If more Americans are not encouraged to think about what kind of care they want and to spell out their wishes to doctors and relatives, we are headed for the worst kind of health care rationing–based solely on age–in view of the rising cost of Medicare as the baby boom generation ages. Right now, one-third of the entire Medicare budget is spent on care in the last year of life. According to a study by the Dana-Farber Cancer Institute, an astonishing one-third of the total–much of it in ICUs–is spent in the last month of life. If even a third of Americans decided, after consultations with a doctor and their families, that they wanted to draw up an advance directive like my mother’s, the saving to Medicare would be vast. No, we cannot know exactly when the last year of a life begins, but most of us have a pretty good idea of when the last month is at hand. As my 89-year-old friend said when she declined further chemotherapy, common sense tells you that if you have a cancerous tumor in your brain and cancer in your bones at such an advanced age, it makes sense to spend your remaining time saying good-bye to the people you love instead of injecting more nausea-inducing poison into your body in an effort to live an extra week or month.

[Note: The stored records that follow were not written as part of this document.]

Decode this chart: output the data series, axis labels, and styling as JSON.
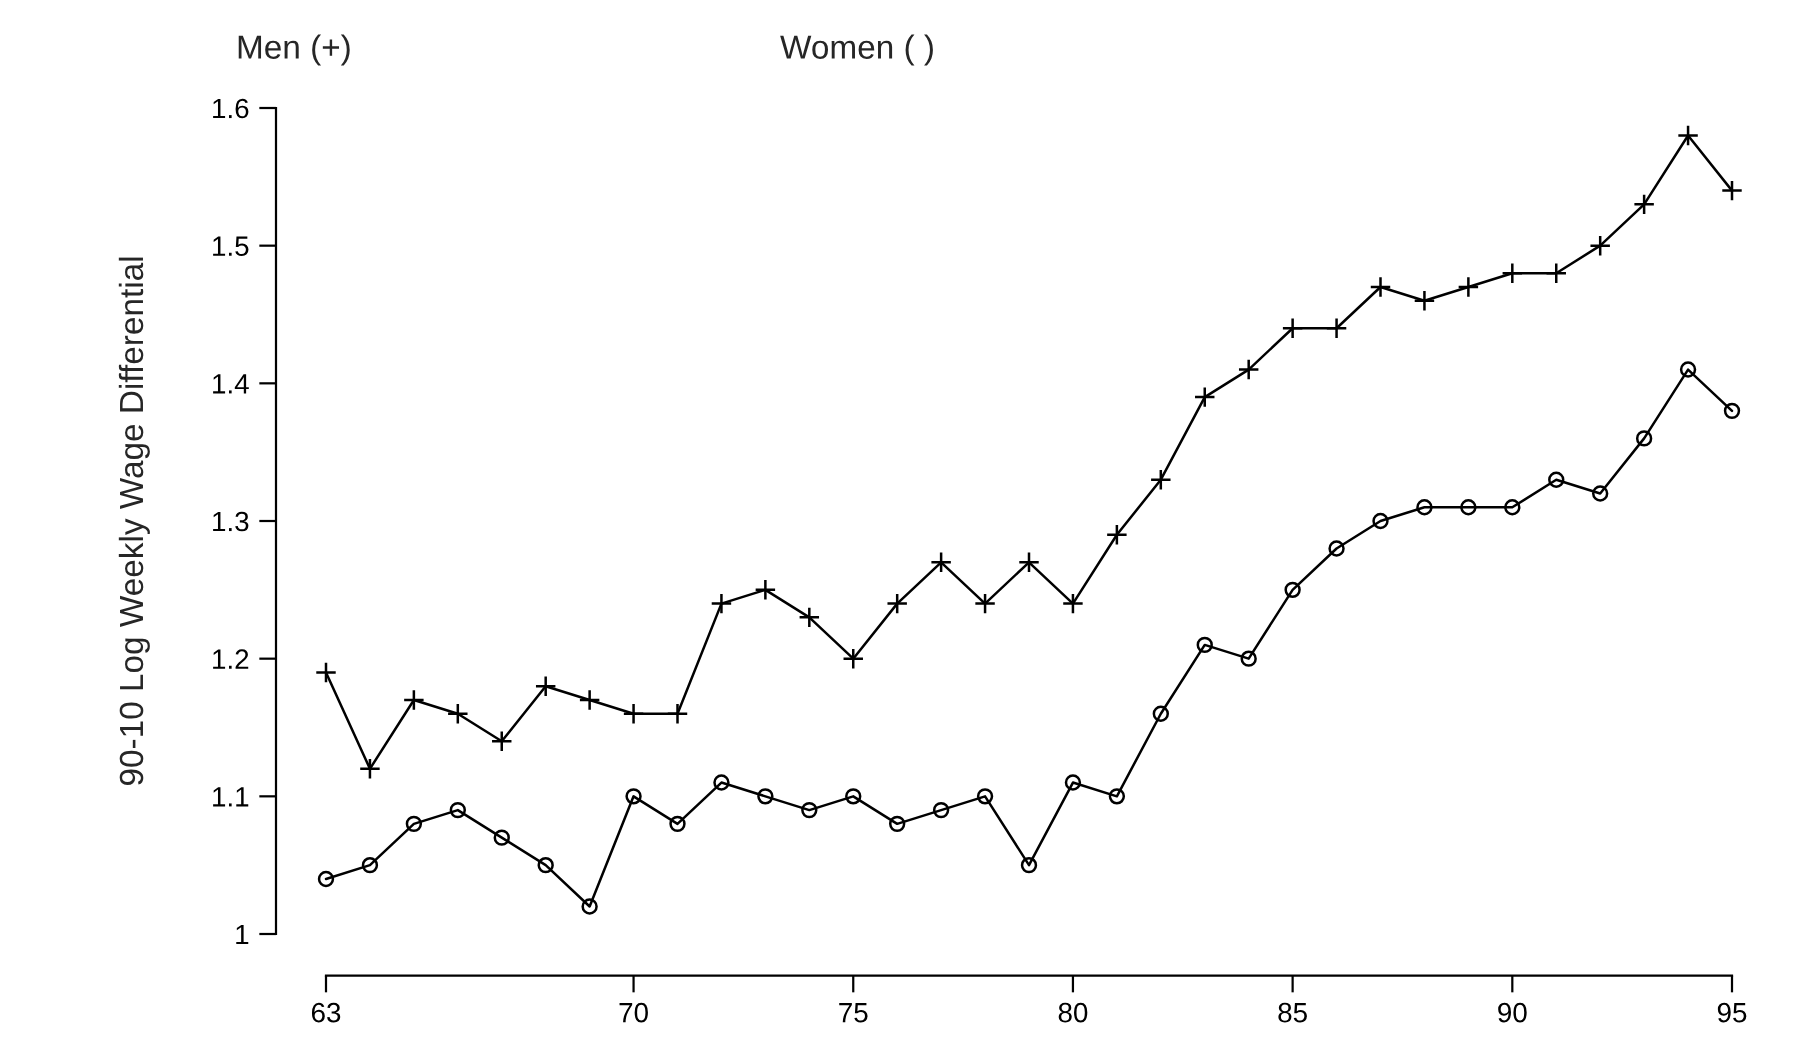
{
  "chart_data": {
    "type": "line",
    "ylabel": "90-10 Log Weekly Wage Differential",
    "annotations": [
      "Men (+)",
      "Women ( )"
    ],
    "x": [
      63,
      64,
      65,
      66,
      67,
      68,
      69,
      70,
      71,
      72,
      73,
      74,
      75,
      76,
      77,
      78,
      79,
      80,
      81,
      82,
      83,
      84,
      85,
      86,
      87,
      88,
      89,
      90,
      91,
      92,
      93,
      94,
      95
    ],
    "series": [
      {
        "color": "#000000",
        "marker": "cross",
        "values": [
          1.19,
          1.12,
          1.17,
          1.16,
          1.14,
          1.18,
          1.17,
          1.16,
          1.16,
          1.24,
          1.25,
          1.23,
          1.2,
          1.24,
          1.27,
          1.24,
          1.27,
          1.24,
          1.29,
          1.33,
          1.39,
          1.41,
          1.44,
          1.44,
          1.47,
          1.46,
          1.47,
          1.48,
          1.48,
          1.5,
          1.53,
          1.58,
          1.54
        ]
      },
      {
        "color": "#000000",
        "marker": "circle",
        "values": [
          1.04,
          1.05,
          1.08,
          1.09,
          1.07,
          1.05,
          1.02,
          1.1,
          1.08,
          1.11,
          1.1,
          1.09,
          1.1,
          1.08,
          1.09,
          1.1,
          1.05,
          1.11,
          1.1,
          1.16,
          1.21,
          1.2,
          1.25,
          1.28,
          1.3,
          1.31,
          1.31,
          1.31,
          1.33,
          1.32,
          1.36,
          1.41,
          1.38
        ]
      }
    ],
    "xlim": [
      63,
      95
    ],
    "ylim": [
      1,
      1.6
    ],
    "xticks": [
      63,
      70,
      75,
      80,
      85,
      90,
      95
    ],
    "yticks": [
      1,
      1.1,
      1.2,
      1.3,
      1.4,
      1.5,
      1.6
    ],
    "grid": false,
    "legend": false,
    "line_style": "solid"
  }
}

Among the boomers, there is a pervasive fantasy that we will drop dead of a heart attack at some point in our nineties, preferably while making love, skydiving, or climbing a mountain. Wouldn’t it be pretty to think so? In reality, most of us will endure a long period of disability, either mental or physical, before death. It is up to the individual, insofar as possible, to take responsibility for decisions about end-of-life care and not relegate the choices to an impersonal institution, a doctor, or even to a relative whose values may be very different. The time to think about these matters, and talk about them with medical professionals as well as loved ones, is when we are well–not when we are already sick. As for those who believe all such matters are the province of God alone, they are welcome to rely on the mercy of the God who presumably decreed that Alzheimer’s, Parkinson’s and the many other age-related killers and mind-destroyers were part of his divine plan.